À la fois vecteur et manifestation de la « première » mondialisation dans la seconde moitié du XIXe siècle, le sport est devenu en l'espace d'un siècle une pratique planétaire dont les disciplines recouvrent des géographies complexes et inattendues.
Du cricket indien au rugby néo-zélandais en passant par le football africain et latino-américain, on peut se demander comment ces nouvelles pratiques anglaises se sont implantées dans les empires formels et informels (britanniques, français, espagnols, japonais, américains, etc.) par le biais des marins, des missionnaires, des instituteurs, des ingénieurs des chemins de fer, des colons et des militaires.
L'essor du sport « moderne » bénéficie du renouveau de l'expansion coloniale, auquel il participe largement en diffusant de nouvelles pratiques et valeurs au service du projet social et culturel impérial. La « sportivisation » des sociétés métropolitaines et coloniales participe d'une seule et même « mission civilisatrice ». Au-delà de la perpétuation du lien communautaire entre les colons, le sport a pour fonction de discipliner le corps de l'« indigène » et moraliser son comportement social.
Toutefois, le sport en situation coloniale ne se réduit pas à l'exportation et à l'imposition de normes européennes et de codes sociaux aux sociétés autochtones. Les pratiques sportives sont réinventées, réappropriées, transformées au contact des populations colonisées. Ainsi, la « créolisation » du football latino-américain et « l'indigénisation » du cricket indien révolutionnent la technique, le style de jeu et la géopolitique du sport.

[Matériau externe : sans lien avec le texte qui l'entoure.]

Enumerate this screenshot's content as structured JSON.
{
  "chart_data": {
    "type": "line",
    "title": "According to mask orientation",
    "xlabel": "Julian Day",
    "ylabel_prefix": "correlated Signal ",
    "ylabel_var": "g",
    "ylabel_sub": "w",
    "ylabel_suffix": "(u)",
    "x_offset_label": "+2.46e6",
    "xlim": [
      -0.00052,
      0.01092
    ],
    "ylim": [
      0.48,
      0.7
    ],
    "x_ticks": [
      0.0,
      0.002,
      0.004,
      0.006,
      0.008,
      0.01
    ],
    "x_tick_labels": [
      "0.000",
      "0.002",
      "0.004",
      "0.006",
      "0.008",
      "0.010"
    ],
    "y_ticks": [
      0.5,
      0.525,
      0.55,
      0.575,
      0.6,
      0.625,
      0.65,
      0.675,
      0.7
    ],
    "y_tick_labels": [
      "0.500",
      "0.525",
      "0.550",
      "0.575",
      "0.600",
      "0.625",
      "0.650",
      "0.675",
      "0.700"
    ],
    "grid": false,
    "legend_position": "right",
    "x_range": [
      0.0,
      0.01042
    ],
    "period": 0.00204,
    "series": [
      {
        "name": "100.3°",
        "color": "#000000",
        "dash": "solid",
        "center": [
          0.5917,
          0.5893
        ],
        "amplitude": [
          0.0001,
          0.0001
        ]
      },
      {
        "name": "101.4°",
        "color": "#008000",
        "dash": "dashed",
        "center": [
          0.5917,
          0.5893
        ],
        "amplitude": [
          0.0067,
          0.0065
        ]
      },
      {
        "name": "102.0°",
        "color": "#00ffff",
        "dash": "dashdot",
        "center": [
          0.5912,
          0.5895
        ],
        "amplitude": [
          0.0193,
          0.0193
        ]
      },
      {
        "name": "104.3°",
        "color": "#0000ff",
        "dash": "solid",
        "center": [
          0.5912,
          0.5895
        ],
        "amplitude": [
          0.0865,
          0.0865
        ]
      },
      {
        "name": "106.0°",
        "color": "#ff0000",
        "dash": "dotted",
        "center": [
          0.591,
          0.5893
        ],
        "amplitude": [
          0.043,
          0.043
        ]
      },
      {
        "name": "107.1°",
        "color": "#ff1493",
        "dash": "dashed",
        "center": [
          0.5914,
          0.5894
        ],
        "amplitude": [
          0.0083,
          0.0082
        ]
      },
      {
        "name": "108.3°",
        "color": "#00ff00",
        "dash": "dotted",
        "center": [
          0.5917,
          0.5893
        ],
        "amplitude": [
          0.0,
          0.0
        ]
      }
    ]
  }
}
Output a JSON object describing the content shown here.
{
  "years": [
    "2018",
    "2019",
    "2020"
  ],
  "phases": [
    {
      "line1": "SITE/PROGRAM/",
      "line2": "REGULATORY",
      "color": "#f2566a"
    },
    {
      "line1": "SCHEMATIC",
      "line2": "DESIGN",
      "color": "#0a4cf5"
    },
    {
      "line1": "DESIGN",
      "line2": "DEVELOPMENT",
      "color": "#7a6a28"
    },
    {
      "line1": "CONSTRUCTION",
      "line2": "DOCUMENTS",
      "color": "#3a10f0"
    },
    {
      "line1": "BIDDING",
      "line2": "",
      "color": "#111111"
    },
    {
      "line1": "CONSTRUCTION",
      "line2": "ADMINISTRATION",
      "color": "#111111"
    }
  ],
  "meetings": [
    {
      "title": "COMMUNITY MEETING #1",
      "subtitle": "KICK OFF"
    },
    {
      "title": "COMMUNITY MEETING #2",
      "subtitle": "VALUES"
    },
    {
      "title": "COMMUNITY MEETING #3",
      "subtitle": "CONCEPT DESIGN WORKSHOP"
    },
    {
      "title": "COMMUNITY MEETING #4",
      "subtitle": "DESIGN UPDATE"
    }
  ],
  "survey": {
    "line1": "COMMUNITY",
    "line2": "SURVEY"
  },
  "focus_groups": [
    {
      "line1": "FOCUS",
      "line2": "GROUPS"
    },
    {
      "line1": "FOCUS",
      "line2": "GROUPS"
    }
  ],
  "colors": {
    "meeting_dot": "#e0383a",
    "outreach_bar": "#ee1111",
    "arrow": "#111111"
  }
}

De nouvelles identités nationales se fondent en partie sur des disciplines sportives et le sport représente très tôt un terrain d'affrontement où les populations colonisées remettent en question la domination européenne.
Ce livre adopte une démarche comparative et pluridisciplinaire : il s'agit d offrir pour la première fois une analyse globale des pratiques sportives dans les empires coloniaux contemporains, en étudiant les enjeux politiques, culturels, sociaux et économiques de la première mondialisation du sport du milieu du XIXe siècle aux décolonisations.
Pierre Singaravélou, maître de conférences en histoire contemporaine à l'Université Paris 1 Panthéon-Sorbonne et chercheur à l IRICE (CNRS/Paris 1/Paris 4), étudie les empires coloniaux français et britannique aux XIXe et XXe siècles. Julien Sorez, agrégé d histoire et chercheur associé au Centre d histoire de Sciences Po, travaille sur l'histoire du sport au XXe siècle.